Paul de Gregorio, from UK fundraising agency Open, has this to say about integration and fundraising campaigns:
- I think integration for campaigns means…
- Having a clear and single-minded proposition; one that can be articulated in many ways in many places to many people.
- Integration is not: a logo, a visual identity, a strap line.
- If you are integrating well you’re communicating the same thing across multiple channels to multiple audiences in a variety of executions. And everyone gets it.
- If you’re integrating well all your colleagues and all your agencies get it and are producing work that effortlessly feels part of your campaign. Most importantly it doesn’t need to be explained.
We agree with Paul. Yet not many charities are able to pull it off in practice.
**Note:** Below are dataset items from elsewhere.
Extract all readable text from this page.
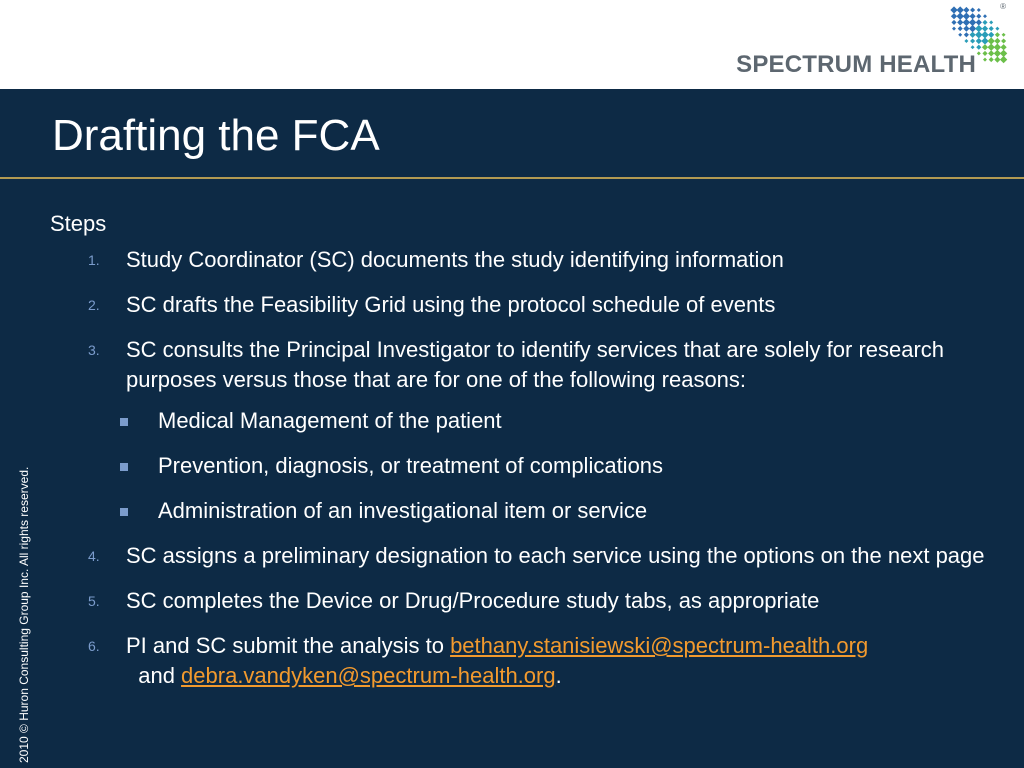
®
SPECTRUM HEALTH
Drafting the FCA
2010 © Huron Consulting Group Inc. All rights reserved.
Steps
1. Study Coordinator (SC) documents the study identifying information
2. SC drafts the Feasibility Grid using the protocol schedule of events
3. SC consults the Principal Investigator to identify services that are solely for research purposes versus those that are for one of the following reasons:
Medical Management of the patient
Prevention, diagnosis, or treatment of complications
Administration of an investigational item or service
4. SC assigns a preliminary designation to each service using the options on the next page
5. SC completes the Device or Drug/Procedure study tabs, as appropriate
6. PI and SC submit the analysis to bethany.stanisiewski@spectrum-health.org  and debra.vandyken@spectrum-health.org.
This appeal and campaign integration is crucial for charities that have one main fundraising event. Think Movember (worldwide), Stand up to Cancer (USA and UK), Comic Relief (USA and UK) and telethons in individual countries around the world (the largest of which, in terms of funds raised per capita, is the Norwegian National Telethon).
These campaigns all focus brilliantly on a single fundraising message and then integrate it over as many channels as possible (they also happen to be fun to take part in).
Conclusion: integration is more important than ever
There is no lack of guidance available on integration but the sector still has a long way to go to get this right. Many organisations still work in silos and are not being bold enough in their attempts to integrate their resources and engagement activities effectively. Whilst the challenges are great, in terms of the practical considerations and the investment required, the opportunities are clear.
Those charities that are able to achieve everyday integration and develop transformative integrated appeals and campaigns will be on the road to fundraising success.
Fundraisers needs to be brave and to do everything in their power to make integrated fundraising and campaigns the norm in their organisation.